The 7 New Books You Should Be Reading This May

Bill Buford, Curtis Sittenfeld and the other titles that will help you pass the time

The best books of May

The best books of May

By Jason Diamond

Hey. It’s another month and we’re still stuck inside. Hopefully that will ease up in a timely and appropriate manner, but if not, at least we’ve got books. That, and it’s May. It’s true spring. It’s warm and getting warmer. So pick up one of these titles, go find a sunny spot that is safe and socially distant from other people, and do some reading.

13th Floor Elevators: A Visual History by Paul Drummond (Out now)

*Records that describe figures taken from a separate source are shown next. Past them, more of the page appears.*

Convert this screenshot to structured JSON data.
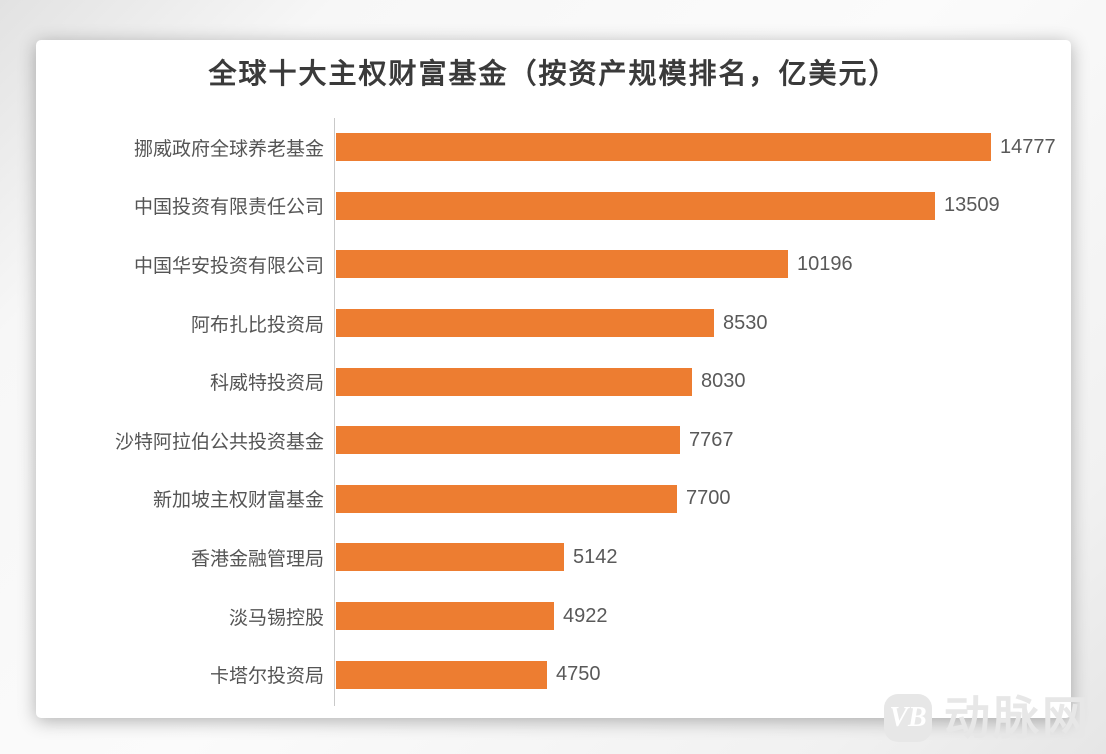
{
  "watermark": {
    "logo_text": "VB",
    "brand_text": "动脉网"
  },
  "chart_data": {
    "type": "bar",
    "orientation": "horizontal",
    "title": "全球十大主权财富基金（按资产规模排名，亿美元）",
    "categories": [
      "挪威政府全球养老基金",
      "中国投资有限责任公司",
      "中国华安投资有限公司",
      "阿布扎比投资局",
      "科威特投资局",
      "沙特阿拉伯公共投资基金",
      "新加坡主权财富基金",
      "香港金融管理局",
      "淡马锡控股",
      "卡塔尔投资局"
    ],
    "values": [
      14777,
      13509,
      10196,
      8530,
      8030,
      7767,
      7700,
      5142,
      4922,
      4750
    ],
    "max_value": 14777,
    "xlim": [
      0,
      16600
    ],
    "bar_color": "#ED7D31",
    "label_color": "#555555",
    "value_label_color": "#595959",
    "axis_line_color": "#c9c9c9",
    "grid": false,
    "legend": false,
    "value_labels_shown": true
  }
}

The world lost a true visionary when Roky Erickson passed away last year. Thankfully, there was more celebration is his work during the later years of his life, when his solo work and his ’60s psych band, 13th Floor Elevators, were rediscovered by a new generation. Here, Paul Drummond dutifully pieces together the band’s short but vital career with plenty of photos and artwork from the era that you’ve probably never seen before.

Dirt: Adventures in Lyon as a Chef in Training, Father, and Sleuth Looking for the Secret of French Cooking by Bill Buford (May 5)

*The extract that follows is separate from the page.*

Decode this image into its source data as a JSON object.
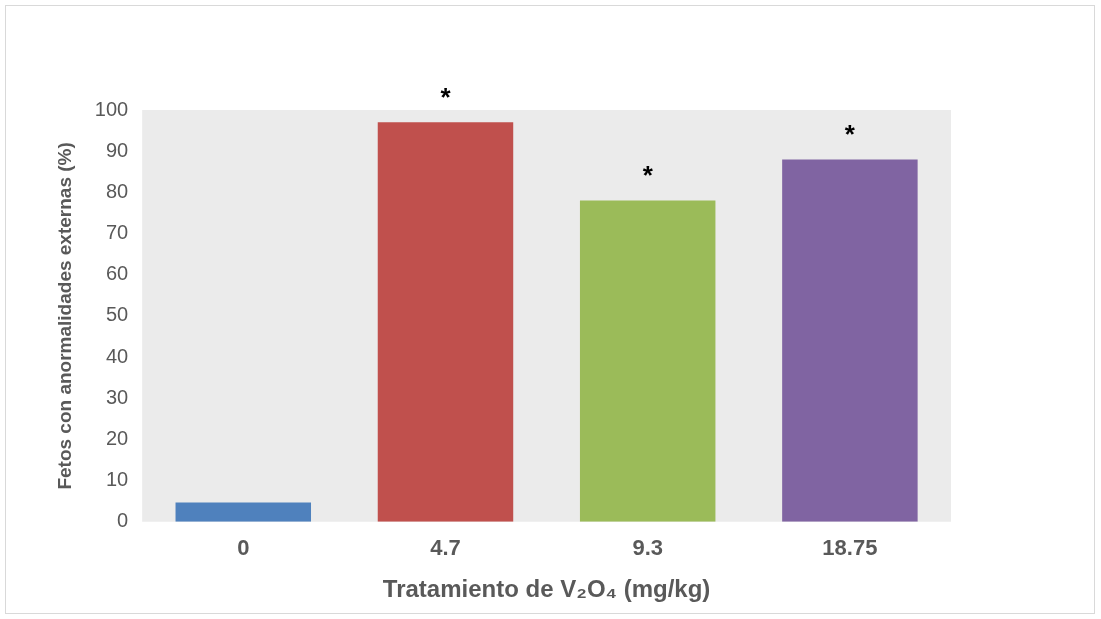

Bill Buford takes his dream of being a chef to new and even more obsessive heights than he did in his previous book, Heat. Uprooting his family in America, Buford moves to Lyon to try and learn all the secrets of the French culinary world, paying attention to every detail in a manner that’s nearly as obsessive as the chefs training him.

The Resolutions by Brady Hames (May 5)


I haven’t read this one yet, but two people whose opinions I value have suggested it to me, so I, in turn, suggest it to you. Let’s just go on the publisher’s copy to see why this one is next up on my TBR pile: “Three siblings, an actor, a ballerina and a grad student all watch their lives fall apart, then reunite at their parents’ house before embarking on a trip to West Africa as they attempt to put things right.”

So, a gritty, decades-spanning melodrama about a bourgeois family in crisis. Put it in my veins, please.

Men on Horseback: The Power of Charisma In the Age of Revolution by David A. Bell (May 19)


What, exactly, is charisma? What draws us to people on a mass scale? From Napoleon to Washington to so-called “influencers,” David A. Bell explores that certain something that some have and others don’t.

The Index of Self-Destructive Acts by Christopher Beha (May 5)


Christopher Beha’s Arts & Entertainments was one of my favorite novels of 2014, and one of the more humorous books to come out of the last decade. I’d say his latest can coast on that book’s merits alone, but the premise that “Over the course of a single baseball season, Christopher Beha traces the passing of the torch from the old establishment to the new meritocracy, exploring how each generation’s failure helped land us where we are today” would have me interested regardless.

Rodham by Curtis Sittenfeld (May 19)


Curtis Sittenfeld has proven time and time again she’s one of America’s most interesting novelists. Here, in what will probably end up being one of the most talked-about novels of 2020, she plays a little bit of historical fiction, asking: What if Hillary and Bill didn’t get married? I’m sure discourse around this one will be super fun. Hopefully it doesn’t overshadow the fact that Sittenfeld has written another modern classic.

One Mighty and Irresistible Tide: The Epic Struggle Over American Immigration, 1924-1965 by Jia Lynn Yang


A stunning historical investigation that begins with congress putting a quota on how many people from certain ethnicities could come to America, and runs through the 1965 Immigration and Nationality Act. What happened between that? In a time when immigration is once again a hot topic in American discourse, Jia Lynn Yang’s book is vital.